With the decline in prices of many of Latin America’s major commodity exports, and slower growth both at home and in several of its trading partners, the region will increasingly need to turn to growth-enhancing reforms while maintaining a sound macroeconomic framework.
A new World Bank report, Beyond commodities: The growth challenge of Latin America and the Caribbean, takes a closer look at the region’s growth trends, and highlights which reforms can achieve better results in raising income levels. The report concludes that domestic pro-growth reforms can deliver even greater results for sustained growth and poverty reduction in the region, than external factors.
“With the end of the commodity boom and world conditions turning less favorable, the region is waking up to a new reality of slow growth,” said Jorge Familiar, World Bank Vice President for Latin America and the Caribbean. “What we have learned from this analysis is that some of the successful reforms carried out by governments to boost growth and the efforts to maintain a sound macro-fiscal framework were key drivers of the region’s good performance during the last decade.
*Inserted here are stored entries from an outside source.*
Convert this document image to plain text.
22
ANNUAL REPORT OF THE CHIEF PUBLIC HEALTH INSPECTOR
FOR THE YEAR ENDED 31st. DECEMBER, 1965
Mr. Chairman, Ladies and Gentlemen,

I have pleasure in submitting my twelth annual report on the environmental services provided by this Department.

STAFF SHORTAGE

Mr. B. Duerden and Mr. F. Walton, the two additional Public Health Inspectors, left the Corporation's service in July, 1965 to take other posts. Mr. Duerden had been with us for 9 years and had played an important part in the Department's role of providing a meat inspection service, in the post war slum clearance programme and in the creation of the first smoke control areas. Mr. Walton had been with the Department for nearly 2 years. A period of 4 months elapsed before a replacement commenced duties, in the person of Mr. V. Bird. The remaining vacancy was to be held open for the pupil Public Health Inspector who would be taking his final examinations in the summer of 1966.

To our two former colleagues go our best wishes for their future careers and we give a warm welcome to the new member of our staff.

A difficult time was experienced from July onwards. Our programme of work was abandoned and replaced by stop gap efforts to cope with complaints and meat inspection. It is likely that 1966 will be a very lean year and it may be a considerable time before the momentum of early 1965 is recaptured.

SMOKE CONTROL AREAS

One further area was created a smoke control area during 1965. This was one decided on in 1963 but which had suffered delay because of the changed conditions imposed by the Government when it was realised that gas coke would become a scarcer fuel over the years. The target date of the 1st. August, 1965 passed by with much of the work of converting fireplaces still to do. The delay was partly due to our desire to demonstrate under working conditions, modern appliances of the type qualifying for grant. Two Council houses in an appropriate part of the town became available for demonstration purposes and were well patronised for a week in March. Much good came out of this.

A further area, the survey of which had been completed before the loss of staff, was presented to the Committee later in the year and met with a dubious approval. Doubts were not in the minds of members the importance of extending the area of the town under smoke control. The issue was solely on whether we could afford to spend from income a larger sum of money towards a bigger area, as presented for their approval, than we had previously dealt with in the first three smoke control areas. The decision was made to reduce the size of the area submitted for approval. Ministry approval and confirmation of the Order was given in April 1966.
If the region did it once, it can do it again”.
Among the report’s key findings:
• The boom of the 2000s is a result of both domestic growth reforms and favorable world conditions: Many countries in the region have taken the difficult decision to undertake reforms in the financial sector, education and infrastructure to boost growth during that period, with strong results. In addition, most countries implemented policies to control inflation in the 1990s, stabilizing the economies and helping boost other domestic engines of growth.
• New growth stars such as Panama, Peru, Colombia and the Dominican Republic emerged: Panama was the region’s champion, with average annual per capita growth of 5.1 percent between 2001 and 2012. Peru, at 4.6 percent, enjoyed a lift both as a result of commodity prices and domestic reforms. Colombia and the Dominican Republic also appeared as fast growing economies.
While commodity producers benefited from higher exports, other relatively resource-poor countries such as Costa Rica also recorded strong performance during that time.
• Learning from regional best performers can help prioritize reforms to accelerate growth: Different countries have different path to sustain growth. While Argentina, the Dominican Republic, Ecuador, and Venezuela could gain from the inflation-control experience of other countries, in others – Central American and Caribbean countries in particular – longer-term pro-growth reforms would be essential. According to the report, countries with lower per capita income, such as Nicaragua, Paraguay, and Honduras, have the most to gain by closing the infrastructure gap.
Looking forward, the report also concludes that the region can learn and build on the success of the 2000s to maintain its hard-earned social gains and further promote growth. There is no one size fits all solution, and countries will need to look at domestic drivers of growth.